我们可以运行源码,查看他的方法执行顺序加以验证
static void load_categories_nolock(header_info *hi) {
bool hasClassProperties = hi->info()->hasCategoryClassProperties();
size_t count;
/// C++ block
auto processCatlist = [&](category_t * const *catlist) {
for (unsigned i = 0; i < count; i++) {
category_t *cat = catlist[i];
Class cls = remapClass(cat->cls);
locstamped_category_t lc{cat, hi};
if (!cls) {
// Category's target class is missing (probably weak-linked).
// Ignore the category.
if (PrintConnecting) {
_objc_inform("CLASS: IGNORING category \\?\\?\\?(%s) %p with "
"missing weak-linked target class",
cat->name, cat);
}
continue;
}
// Process this category.
if (cls->isStubClass()) { //是否是基类rootClass
// Stub classes are never realized.
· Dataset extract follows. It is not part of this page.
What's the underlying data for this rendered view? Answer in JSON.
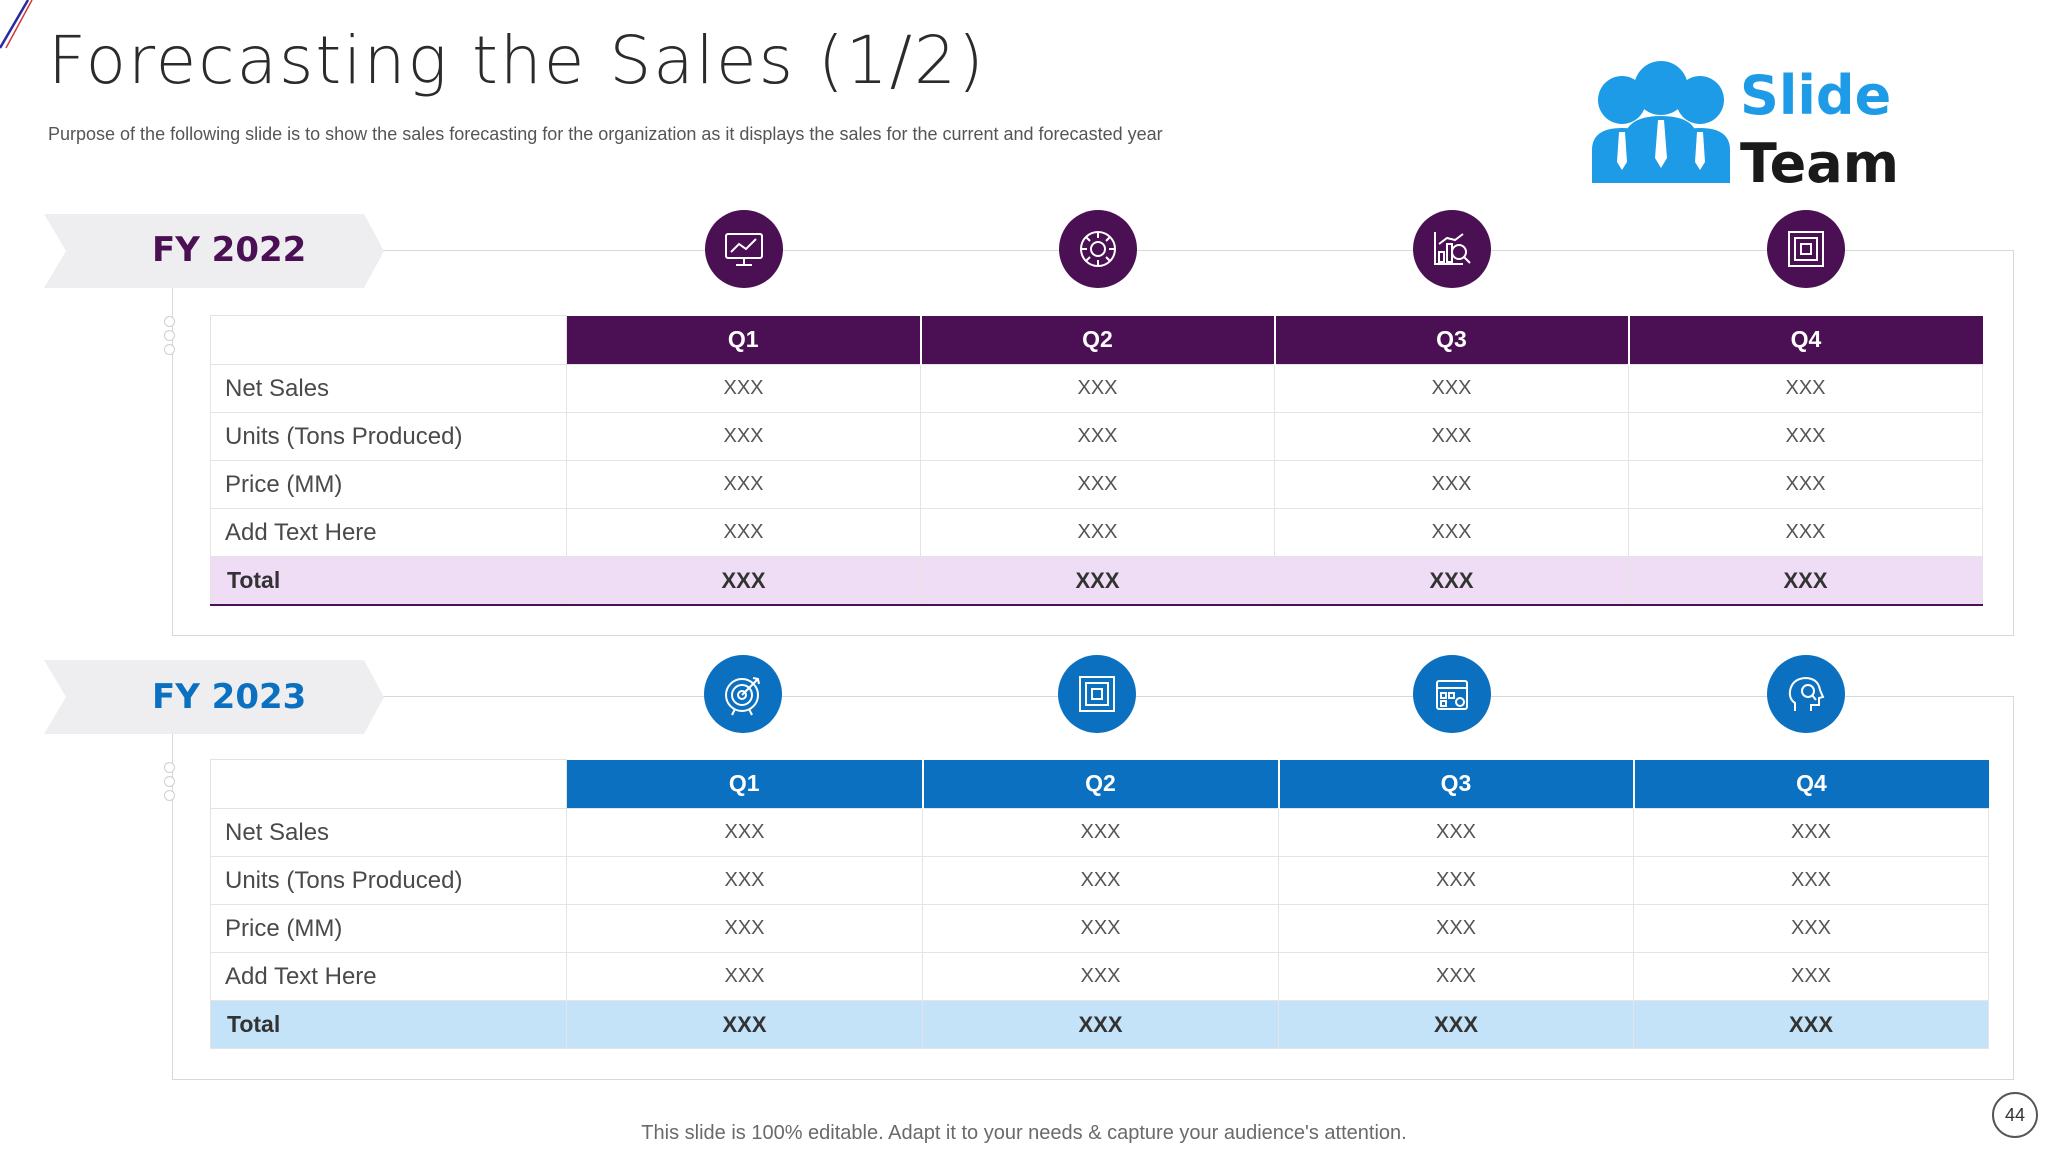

Stub classes
// don't know their metaclass until they're
// initialized, so we have to add categories with
// class methods or properties to the stub itself.
// methodizeClass() will find them and add them to
// the metaclass as appropriate.
if (cat->instanceMethods ||
cat->protocols ||
cat->instanceProperties ||
cat->classMethods ||
cat->protocols ||
(hasClassProperties && cat->_classProperties))
{
objc::unattachedCategories.addForClass(lc, cls);
}
} else {
// First, register the category with its target class.
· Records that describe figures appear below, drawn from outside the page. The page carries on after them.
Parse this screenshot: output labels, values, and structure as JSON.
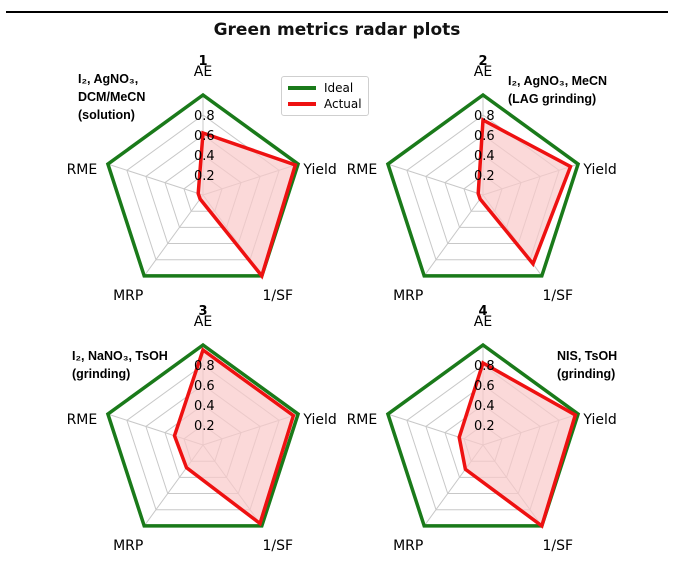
{
  "title": "Green metrics radar plots",
  "colors": {
    "ideal": "#1a7a1a",
    "actual": "#ee1111",
    "actual_fill": "#f9c9c9",
    "grid": "#c8c8c8"
  },
  "legend": {
    "ideal_label": "Ideal",
    "actual_label": "Actual"
  },
  "chart_data": [
    {
      "type": "radar",
      "panel": "1",
      "condition": [
        "I₂, AgNO₃,",
        "DCM/MeCN",
        "(solution)"
      ],
      "axes": [
        "AE",
        "Yield",
        "1/SF",
        "MRP",
        "RME"
      ],
      "radial_ticks": [
        "0.2",
        "0.4",
        "0.6",
        "0.8"
      ],
      "rlim": [
        0,
        1
      ],
      "series": [
        {
          "name": "Ideal",
          "values": [
            1,
            1,
            1,
            1,
            1
          ]
        },
        {
          "name": "Actual",
          "values": [
            0.62,
            0.97,
            1.0,
            0.05,
            0.05
          ]
        }
      ]
    },
    {
      "type": "radar",
      "panel": "2",
      "condition": [
        "I₂, AgNO₃, MeCN",
        "(LAG grinding)"
      ],
      "axes": [
        "AE",
        "Yield",
        "1/SF",
        "MRP",
        "RME"
      ],
      "radial_ticks": [
        "0.2",
        "0.4",
        "0.6",
        "0.8"
      ],
      "rlim": [
        0,
        1
      ],
      "series": [
        {
          "name": "Ideal",
          "values": [
            1,
            1,
            1,
            1,
            1
          ]
        },
        {
          "name": "Actual",
          "values": [
            0.75,
            0.92,
            0.85,
            0.05,
            0.05
          ]
        }
      ]
    },
    {
      "type": "radar",
      "panel": "3",
      "condition": [
        "I₂, NaNO₃, TsOH",
        "(grinding)"
      ],
      "axes": [
        "AE",
        "Yield",
        "1/SF",
        "MRP",
        "RME"
      ],
      "radial_ticks": [
        "0.2",
        "0.4",
        "0.6",
        "0.8"
      ],
      "rlim": [
        0,
        1
      ],
      "series": [
        {
          "name": "Ideal",
          "values": [
            1,
            1,
            1,
            1,
            1
          ]
        },
        {
          "name": "Actual",
          "values": [
            0.95,
            0.95,
            0.97,
            0.28,
            0.3
          ]
        }
      ]
    },
    {
      "type": "radar",
      "panel": "4",
      "condition": [
        "NIS, TsOH",
        "(grinding)"
      ],
      "axes": [
        "AE",
        "Yield",
        "1/SF",
        "MRP",
        "RME"
      ],
      "radial_ticks": [
        "0.2",
        "0.4",
        "0.6",
        "0.8"
      ],
      "rlim": [
        0,
        1
      ],
      "series": [
        {
          "name": "Ideal",
          "values": [
            1,
            1,
            1,
            1,
            1
          ]
        },
        {
          "name": "Actual",
          "values": [
            0.82,
            0.97,
            1.0,
            0.3,
            0.25
          ]
        }
      ]
    }
  ]
}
// Then, rebuild the class's method lists (etc) if
// the class is realized.
// 实例方法
if (cat->instanceMethods || cat->protocols
|| cat->instanceProperties)
{
if (cls->isRealized()) {//若cls已经初始化了,则重新编译该类的方法列表
attachCategories(cls, &lc, 1, ATTACH_EXISTING);
} else {
// 调用unattachedCategories 类的addForClass方法
// 注册分类并将其加入到当前class
objc::unattachedCategories.addForClass(lc, cls);
}
}
// 类方法
if (cat->classMethods || cat->protocols
|| (hasClassProperties && cat->_classProperties))
{
if (cls->ISA()->isRealized()) {
attachCategories(cls->ISA(), &lc, 1, ATTACH_EXISTING | ATTACH_METACLASS);
} else {
objc::unattachedCategories.addForClass(lc, cls->ISA());
}
}
}
}
};
/// 执行block
processCatlist(hi->catlist(&count));
processCatlist(hi->catlist2(&count));
}
// Attach method lists and properties and protocols from categories to a class.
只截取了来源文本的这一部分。